From the outset, computational simulation and analysis, such as finite element analysis (FEA), can be a critical tool aiding in the design process of a power system enclosure. These techniques can be used to forensically evaluate different enclosure designs, ensuring they don’t buckle or collapse under wind loads of up to 200 mph. The ability to simulate testing allows for the opportunity to revise the enclosure design before building. Physical wind tunnel testing can sometimes be conducted to validate analytical results; however, size constraints may limit the use of physical methods.

Missile Impact Testing

In a state prone to hurricanes, such as Florida, wind-borne debris can become extremely detrimental to all buildings and structures. Therefore, missile impact testing for standby power system enclosures is a critical component to ensure the structural integrity and safety. Physical missile impact testing involves launching simulated missiles, such as wooden two-by-fours weighing approximately 9 pounds, at high speeds towards the enclosure. This test assesses the enclosure's ability to resist penetration and structural damage from wind-borne debris. The large missile impacts the surface of each test specimen at a speed of up to 80 feet per second (24.38 m/s). Each test specimen is then examined for panel or fastener disengagement, projectile penetration, and access door functionality after impact. The generator must be able to operate safely after the impact.

Shake Testing

During a seismic or similar event, the Earth and man-made structures move and oscillate, often in multiple axes. This movement is frequently violent and subjects structures and other systems to rapid acceleration and deceleration at oscillation frequencies predominantly less than 5 Hz (cycles per second). Therefore, triaxial shake-testing is another physical method that is deployed. In these set-ups, a generator up to 130,000 pounds is fixed firmly in place and subjected to forces from all directions: front to back, side to side, and top to bottom. Engineering analysis, test reports, and design calculations are then completed to confirm its performance under extreme conditions.

Rainwater Management

Smaller-scale design considerations also come into the mix. Infiltration from rainwater during hurricanes can be detrimental to a standby power system. While providing adequate air ventilation is important to prevent the power system from overheating, it is equally critical to ensure that rainwater cannot also enter through the intake ventilation of the enclosure. Consequently, Rehlko implements a vertical high-velocity rain louver design, comprising a gravity-assisted C-shaped profile, to enable power systems to cope with high-velocity wind-driven rain and rain ingress. Air is light enough to follow the curve and pass through the louver, but water droplets are too heavy to do so. Computational fluid dynamics (CFD) simulations are used to determine the correct sizing and verify that the power system has sufficient airflow for the engine's intake, while maintaining proper cooling performance for both the engine and alternator.

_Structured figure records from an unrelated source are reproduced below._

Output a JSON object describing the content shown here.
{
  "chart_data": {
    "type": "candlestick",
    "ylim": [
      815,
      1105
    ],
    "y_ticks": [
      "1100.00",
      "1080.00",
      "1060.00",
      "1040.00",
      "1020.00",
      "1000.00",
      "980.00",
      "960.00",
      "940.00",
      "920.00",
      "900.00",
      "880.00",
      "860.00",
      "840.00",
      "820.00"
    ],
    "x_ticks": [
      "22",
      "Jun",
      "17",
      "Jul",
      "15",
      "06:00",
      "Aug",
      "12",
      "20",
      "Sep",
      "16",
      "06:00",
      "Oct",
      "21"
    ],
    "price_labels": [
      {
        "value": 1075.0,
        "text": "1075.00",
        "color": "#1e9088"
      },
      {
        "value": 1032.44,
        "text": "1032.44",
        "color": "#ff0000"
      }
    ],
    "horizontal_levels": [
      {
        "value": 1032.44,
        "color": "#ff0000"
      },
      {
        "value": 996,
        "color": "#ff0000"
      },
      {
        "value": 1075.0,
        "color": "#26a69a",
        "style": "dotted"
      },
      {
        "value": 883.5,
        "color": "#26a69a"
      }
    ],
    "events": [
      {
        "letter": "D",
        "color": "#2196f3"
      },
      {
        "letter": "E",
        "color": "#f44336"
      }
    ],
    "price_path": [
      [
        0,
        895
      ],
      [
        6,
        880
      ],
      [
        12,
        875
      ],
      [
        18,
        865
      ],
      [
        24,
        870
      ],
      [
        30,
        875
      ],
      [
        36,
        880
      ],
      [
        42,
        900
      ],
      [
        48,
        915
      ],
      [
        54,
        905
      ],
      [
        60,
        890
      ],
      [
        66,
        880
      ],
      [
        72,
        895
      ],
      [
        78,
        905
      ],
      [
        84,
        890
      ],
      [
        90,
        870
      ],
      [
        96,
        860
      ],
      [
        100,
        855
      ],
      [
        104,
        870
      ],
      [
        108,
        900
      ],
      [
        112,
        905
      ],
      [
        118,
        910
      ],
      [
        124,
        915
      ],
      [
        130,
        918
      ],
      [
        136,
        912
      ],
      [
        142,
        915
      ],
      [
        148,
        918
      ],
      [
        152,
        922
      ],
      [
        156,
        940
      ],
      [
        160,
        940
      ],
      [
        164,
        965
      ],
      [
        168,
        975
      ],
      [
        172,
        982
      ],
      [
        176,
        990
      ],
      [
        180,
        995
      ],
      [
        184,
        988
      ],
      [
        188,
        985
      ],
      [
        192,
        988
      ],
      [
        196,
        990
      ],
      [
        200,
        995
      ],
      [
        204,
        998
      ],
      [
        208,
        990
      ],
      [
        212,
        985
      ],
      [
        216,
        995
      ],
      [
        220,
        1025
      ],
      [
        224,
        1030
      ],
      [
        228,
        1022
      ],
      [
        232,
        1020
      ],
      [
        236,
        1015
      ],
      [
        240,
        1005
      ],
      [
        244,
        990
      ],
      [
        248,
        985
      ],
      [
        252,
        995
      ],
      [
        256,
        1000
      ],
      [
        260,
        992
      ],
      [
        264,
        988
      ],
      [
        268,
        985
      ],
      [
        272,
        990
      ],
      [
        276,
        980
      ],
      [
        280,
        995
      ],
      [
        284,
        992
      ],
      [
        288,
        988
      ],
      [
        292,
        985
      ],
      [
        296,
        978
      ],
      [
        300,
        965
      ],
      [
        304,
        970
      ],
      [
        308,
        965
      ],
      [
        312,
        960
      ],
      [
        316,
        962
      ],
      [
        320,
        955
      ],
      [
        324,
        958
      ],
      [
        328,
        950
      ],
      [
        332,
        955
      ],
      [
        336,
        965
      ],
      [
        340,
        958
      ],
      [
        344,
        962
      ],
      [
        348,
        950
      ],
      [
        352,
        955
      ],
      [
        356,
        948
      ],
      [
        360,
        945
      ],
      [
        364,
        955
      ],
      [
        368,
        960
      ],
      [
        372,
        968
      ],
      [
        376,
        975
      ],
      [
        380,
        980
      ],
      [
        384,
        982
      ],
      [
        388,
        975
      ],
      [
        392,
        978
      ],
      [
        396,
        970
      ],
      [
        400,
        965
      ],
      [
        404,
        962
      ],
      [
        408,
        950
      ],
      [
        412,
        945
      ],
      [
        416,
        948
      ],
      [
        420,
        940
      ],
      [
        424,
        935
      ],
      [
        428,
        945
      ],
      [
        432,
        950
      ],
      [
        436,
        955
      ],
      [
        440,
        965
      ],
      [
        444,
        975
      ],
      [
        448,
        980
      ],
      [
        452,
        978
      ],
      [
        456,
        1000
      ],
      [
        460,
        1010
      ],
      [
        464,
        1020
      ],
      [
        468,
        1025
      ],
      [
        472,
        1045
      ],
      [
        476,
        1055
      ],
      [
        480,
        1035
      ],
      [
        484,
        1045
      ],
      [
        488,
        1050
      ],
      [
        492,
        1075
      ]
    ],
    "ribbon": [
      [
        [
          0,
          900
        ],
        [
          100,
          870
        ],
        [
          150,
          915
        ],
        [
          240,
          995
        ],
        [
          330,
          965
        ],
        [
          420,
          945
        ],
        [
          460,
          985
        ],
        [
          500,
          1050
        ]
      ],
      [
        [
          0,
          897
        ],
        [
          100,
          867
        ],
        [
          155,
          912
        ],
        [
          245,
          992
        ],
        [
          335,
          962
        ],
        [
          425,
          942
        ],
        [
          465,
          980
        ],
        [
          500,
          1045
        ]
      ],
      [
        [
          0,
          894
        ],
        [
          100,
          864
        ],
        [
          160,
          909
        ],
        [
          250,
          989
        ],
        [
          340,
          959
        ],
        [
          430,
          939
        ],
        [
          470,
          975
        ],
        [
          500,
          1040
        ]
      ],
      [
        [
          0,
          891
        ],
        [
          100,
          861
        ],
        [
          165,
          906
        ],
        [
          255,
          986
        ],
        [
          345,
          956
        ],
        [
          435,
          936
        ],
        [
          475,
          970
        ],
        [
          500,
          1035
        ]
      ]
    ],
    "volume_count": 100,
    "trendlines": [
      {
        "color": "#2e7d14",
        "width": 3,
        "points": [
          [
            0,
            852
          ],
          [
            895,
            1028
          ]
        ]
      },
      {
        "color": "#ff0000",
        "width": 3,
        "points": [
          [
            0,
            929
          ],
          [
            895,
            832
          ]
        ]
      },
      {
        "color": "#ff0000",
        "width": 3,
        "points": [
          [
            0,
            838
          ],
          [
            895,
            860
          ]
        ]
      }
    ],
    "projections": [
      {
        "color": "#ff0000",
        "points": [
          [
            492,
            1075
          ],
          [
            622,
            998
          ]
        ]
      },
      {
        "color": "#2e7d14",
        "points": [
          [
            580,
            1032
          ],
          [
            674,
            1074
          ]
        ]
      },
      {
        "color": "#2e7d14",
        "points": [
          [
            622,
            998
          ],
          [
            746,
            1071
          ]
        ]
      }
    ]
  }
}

Build quality and installation excellence

Finally, construction and installation are also vital links in the process. Rehlko aluminum enclosures feature 3.175 mm thick walls, making them sturdy enough to handle hurricane winds. Proper anchoring and mounting also ensure that the generator remains securely connected to the foundation during wind events. While the installing contractor is responsible for correctly specifying and installing all anchors and mounting hardware, Rehlko has deep internal expertise in technical areas such as anchor design, minimum embedment depth, and concrete pad compressive strength and thickness. Additionally, generator enclosures are often situated near the ocean, making corrosion a significant concern. Using durable aluminum in conjunction with a high-quality paint system, such as Rehlko Power Armor, which surpasses a 2500-hour salt spray exposure test, can help keep a generator looking like it did on the day it was installed.

Ultimately, factors such as wind load, wind-borne debris impact, and rain ingress are critical considerations when designing a power system enclosure for use in areas prone to extreme weather events. Rehlko generators are designed and built to comply with all major standards, including FBC and IBC, utilizing pre-qualified, factory-tested solutions that save time and expense compared to one-off certifications. That means mission-critical facilities such as hospitals, utilities, and data centers can be confident that Rehlko generators will perform reliably, sustainably, and efficiently – whatever the weather.